Irwin Union Bank will lease 6,300 square feet of space in the building from Irgens Development Partners, LLC and Williams Development, which own the property.
The former Gimbels parking structure, which was constructed in 1946, has an assessed value of $3.0 million, according to the Milwaukee City Assessor’s Office.
Corbisier, who is running the Irwin Union’s Brookfield office, said work has begun to install new windows, paint the exterior and install new signs at the downtown Milwaukee site.
Corbisier said the building’s owners will be paying for the exterior renovations, while interior work will be a joint venture between the bank and the landlords – estimated at $300,000.
The bank initially will occupy about 6,300 square feet of the 9,300 square feet of available office space in the building. Beitler said the additional space will give Irwin Union space to grow into when it’s ready.
Irwin Union Bank has locations in Arizona, Kentucky, Missouri and Wisconsin. The Irwin Union Bank and Trust Co. has banks in Indiana, Michigan, Utah and Nevada.
Irwin Financial Corp. is a publicly held firm, and its shares are traded on the New York Stock Exchange under the ticker symbol IFC.
Beitler said Irwin Union Bank, when coming into a new city, hires bankers who have been working in the community for years and know the subtleties of the local business climate.
"A lot of big banks go in there and buy the banks and lose a lot of their customers in the process," Beitler said. "We go in and buy the bankers.

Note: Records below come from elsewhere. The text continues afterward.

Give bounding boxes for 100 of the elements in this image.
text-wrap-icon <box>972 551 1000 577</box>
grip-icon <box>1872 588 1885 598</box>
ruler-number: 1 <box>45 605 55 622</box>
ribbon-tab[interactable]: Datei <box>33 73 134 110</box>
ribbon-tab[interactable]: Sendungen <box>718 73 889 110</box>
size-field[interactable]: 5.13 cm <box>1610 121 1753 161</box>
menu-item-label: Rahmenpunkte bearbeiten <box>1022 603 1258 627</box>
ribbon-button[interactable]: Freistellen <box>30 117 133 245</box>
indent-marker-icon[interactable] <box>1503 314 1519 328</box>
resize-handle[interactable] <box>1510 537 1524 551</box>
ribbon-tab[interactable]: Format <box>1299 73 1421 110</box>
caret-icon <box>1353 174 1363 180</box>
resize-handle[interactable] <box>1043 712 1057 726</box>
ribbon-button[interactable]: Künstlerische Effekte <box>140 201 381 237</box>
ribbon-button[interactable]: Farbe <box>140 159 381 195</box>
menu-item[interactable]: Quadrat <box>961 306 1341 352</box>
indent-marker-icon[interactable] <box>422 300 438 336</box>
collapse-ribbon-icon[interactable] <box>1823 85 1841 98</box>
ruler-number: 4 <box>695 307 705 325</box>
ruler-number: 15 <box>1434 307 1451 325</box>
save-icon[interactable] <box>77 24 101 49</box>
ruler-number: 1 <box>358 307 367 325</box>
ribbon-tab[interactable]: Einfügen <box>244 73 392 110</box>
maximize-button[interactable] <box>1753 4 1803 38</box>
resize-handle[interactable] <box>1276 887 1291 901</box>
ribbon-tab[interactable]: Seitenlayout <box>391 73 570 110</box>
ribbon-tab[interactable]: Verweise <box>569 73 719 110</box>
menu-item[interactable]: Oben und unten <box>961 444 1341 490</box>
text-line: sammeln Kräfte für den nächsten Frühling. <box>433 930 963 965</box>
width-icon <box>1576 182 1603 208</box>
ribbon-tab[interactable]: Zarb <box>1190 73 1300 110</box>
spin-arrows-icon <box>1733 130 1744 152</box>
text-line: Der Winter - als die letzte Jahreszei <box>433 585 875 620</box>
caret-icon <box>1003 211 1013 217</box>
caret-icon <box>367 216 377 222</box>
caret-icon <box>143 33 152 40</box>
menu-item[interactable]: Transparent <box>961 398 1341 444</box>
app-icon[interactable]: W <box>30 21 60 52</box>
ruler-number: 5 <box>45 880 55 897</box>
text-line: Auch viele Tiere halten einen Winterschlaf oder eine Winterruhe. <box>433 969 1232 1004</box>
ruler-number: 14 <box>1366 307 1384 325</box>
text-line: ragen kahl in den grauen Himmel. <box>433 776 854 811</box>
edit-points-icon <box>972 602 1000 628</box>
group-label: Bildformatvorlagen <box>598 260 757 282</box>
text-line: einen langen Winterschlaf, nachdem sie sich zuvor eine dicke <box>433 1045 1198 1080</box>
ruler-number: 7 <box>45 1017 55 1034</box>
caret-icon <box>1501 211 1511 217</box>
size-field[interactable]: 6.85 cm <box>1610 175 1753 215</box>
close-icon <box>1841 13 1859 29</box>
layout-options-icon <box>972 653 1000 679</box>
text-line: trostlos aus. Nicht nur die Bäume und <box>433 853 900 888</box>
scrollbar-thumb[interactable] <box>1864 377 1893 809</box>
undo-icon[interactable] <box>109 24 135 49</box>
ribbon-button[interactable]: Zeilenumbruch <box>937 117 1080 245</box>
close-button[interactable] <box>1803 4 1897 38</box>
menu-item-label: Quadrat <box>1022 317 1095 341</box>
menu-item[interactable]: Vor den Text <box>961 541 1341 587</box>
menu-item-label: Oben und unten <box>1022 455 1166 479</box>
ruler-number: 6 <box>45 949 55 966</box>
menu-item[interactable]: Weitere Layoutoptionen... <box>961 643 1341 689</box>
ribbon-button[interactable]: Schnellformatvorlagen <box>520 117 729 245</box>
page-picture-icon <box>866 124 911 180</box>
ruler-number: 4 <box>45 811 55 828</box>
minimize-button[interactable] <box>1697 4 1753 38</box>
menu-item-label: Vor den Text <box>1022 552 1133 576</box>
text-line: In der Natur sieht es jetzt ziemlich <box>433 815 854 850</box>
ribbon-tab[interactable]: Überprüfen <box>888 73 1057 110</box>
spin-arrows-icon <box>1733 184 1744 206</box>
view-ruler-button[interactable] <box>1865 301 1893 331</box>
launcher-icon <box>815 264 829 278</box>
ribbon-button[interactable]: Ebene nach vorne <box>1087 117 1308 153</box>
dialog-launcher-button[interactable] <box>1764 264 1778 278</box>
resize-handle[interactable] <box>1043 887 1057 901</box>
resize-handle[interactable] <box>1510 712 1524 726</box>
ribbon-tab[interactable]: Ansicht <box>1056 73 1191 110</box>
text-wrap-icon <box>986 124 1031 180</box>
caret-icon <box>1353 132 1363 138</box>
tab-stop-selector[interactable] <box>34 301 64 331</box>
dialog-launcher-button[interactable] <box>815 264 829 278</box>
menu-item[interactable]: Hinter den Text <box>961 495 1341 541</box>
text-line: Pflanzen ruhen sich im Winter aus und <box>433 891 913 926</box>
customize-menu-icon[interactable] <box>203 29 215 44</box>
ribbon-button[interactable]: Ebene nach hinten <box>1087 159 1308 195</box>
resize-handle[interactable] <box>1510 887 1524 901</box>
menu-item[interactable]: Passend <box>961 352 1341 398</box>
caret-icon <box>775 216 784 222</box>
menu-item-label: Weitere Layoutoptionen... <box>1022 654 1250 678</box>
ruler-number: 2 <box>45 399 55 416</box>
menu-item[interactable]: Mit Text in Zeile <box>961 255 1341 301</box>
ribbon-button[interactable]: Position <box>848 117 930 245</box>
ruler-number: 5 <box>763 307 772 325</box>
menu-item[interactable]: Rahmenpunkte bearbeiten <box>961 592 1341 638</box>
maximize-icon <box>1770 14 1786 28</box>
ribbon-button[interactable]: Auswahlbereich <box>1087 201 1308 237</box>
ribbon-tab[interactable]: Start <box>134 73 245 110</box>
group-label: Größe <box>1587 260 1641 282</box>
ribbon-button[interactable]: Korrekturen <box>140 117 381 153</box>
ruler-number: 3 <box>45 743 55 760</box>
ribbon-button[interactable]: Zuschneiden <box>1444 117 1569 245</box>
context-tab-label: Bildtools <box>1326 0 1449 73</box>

We find the people that take care of the customers and give them the opportunity to run their own franchise. And we give them a lot of back-room support, with a lot of local control."
Corbisier said he expects Irwin Union Bank to be well-received in the downtown Milwaukee market, given the response he saw at the Brookfield location.
"We have learned in short order that the combination of Milwaukee’s dynamic economy, our experienced team of local financial professionals and the time-tested Irwin Union style of highly personalized service is a favorable combination," Corbisier said. "Our acceptance in the market has exceeded our expectations and put us in a position to make this significant investment in a new facility."